От крика моего идут волны, звезды осыпаются конфетти, и сквозь плотный, похрустывающий мрак проступает...
   Проступает серый двор. Кусты сирени, еще не набравшие ни цвета, ни запаха. Асфальт. Скамейка. Солнце лупит по верхним этажам. Небо перекрещено проводами.
– Улыбнись, – говорят мне.
   Я поворачиваюсь на голос.
Девчонка одного со мной возраста щелкает фотоаппаратом. Откидывает волосы. Красивая. Ямочки на щеках.
– Что ты смотришь? – она щурит один глаз.
   Я жму плечами.
Я не чувствую себя где-то еще, я здесь, целиком и полностью, мое прошлое составляет микроскопический срок в семнадцать лет.
   Память теряет память.
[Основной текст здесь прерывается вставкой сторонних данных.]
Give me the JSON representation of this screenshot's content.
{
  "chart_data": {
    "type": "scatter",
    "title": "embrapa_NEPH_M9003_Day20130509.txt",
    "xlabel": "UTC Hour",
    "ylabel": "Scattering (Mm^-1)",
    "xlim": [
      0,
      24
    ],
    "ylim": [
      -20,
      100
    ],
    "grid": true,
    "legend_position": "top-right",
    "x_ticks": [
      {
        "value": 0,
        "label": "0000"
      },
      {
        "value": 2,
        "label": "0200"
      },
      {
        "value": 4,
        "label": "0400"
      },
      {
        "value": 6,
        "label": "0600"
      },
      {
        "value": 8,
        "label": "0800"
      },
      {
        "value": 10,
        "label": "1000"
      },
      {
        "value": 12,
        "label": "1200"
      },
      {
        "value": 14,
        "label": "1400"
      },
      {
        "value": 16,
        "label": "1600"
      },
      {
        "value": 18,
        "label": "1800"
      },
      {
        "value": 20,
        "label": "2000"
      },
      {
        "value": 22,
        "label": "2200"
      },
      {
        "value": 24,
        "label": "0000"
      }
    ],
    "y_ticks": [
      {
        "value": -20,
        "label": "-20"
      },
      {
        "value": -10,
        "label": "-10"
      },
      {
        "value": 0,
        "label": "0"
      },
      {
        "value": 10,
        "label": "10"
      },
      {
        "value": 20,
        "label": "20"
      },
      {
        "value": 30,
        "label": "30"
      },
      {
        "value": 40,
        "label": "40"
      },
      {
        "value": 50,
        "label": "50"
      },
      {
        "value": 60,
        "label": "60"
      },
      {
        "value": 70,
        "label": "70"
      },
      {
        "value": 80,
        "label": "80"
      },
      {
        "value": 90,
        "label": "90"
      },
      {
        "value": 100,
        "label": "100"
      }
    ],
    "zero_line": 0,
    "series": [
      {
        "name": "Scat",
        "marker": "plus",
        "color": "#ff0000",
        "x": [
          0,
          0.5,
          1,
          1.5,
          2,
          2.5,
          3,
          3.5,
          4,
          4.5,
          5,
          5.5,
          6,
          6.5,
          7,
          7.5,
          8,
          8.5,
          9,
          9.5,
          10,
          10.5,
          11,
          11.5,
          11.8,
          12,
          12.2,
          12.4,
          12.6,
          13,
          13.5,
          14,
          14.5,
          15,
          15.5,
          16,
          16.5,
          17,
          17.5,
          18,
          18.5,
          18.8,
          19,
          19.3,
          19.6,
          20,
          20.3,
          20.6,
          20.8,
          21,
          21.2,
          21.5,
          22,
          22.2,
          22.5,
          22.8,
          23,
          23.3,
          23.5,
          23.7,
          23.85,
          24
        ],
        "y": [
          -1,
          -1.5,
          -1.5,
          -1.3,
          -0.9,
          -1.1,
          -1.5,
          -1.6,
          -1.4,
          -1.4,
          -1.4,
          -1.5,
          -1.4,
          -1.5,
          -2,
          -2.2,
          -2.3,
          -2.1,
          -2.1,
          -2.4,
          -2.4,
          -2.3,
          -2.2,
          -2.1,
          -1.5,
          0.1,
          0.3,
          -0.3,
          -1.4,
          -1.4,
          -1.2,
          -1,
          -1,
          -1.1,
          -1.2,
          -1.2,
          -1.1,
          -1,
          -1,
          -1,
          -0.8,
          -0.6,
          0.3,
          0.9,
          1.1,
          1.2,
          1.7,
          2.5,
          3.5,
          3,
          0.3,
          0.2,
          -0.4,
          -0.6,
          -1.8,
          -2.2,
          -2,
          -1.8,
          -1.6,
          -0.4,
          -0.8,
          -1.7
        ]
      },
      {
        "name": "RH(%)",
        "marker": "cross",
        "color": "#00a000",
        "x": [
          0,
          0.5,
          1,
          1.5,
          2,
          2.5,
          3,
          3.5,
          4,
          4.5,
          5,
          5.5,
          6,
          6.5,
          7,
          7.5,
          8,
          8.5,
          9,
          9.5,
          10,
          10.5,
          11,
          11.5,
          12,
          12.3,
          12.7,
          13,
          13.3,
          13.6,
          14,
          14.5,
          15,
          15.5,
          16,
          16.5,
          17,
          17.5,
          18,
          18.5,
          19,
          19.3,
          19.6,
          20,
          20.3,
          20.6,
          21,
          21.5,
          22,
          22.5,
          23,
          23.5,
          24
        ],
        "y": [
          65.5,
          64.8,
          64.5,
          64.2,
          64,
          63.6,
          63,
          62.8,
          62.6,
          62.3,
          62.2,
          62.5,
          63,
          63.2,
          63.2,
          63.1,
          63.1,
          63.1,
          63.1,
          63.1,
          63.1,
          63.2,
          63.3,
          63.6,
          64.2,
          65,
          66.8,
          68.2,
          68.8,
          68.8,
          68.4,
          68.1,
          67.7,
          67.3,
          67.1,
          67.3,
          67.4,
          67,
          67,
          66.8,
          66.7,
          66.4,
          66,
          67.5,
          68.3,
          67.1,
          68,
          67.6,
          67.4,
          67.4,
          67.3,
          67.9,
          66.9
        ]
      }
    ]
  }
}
Время пересчитывает лейкоциты в крови.
– Тебя как зовут? – спрашиваю я.
– Я слово из пяти букв и слово из шести букв, – она протягивает мне ладонь. – А затем слово из десяти букв.
   Я сцепляю ее пальцы со своими.
– Может, обойдемся без последнего?
– Это уж как получится, – говорит девчонка.
   Я думаю: ну, да. Важно, чтобы фотография была при мне.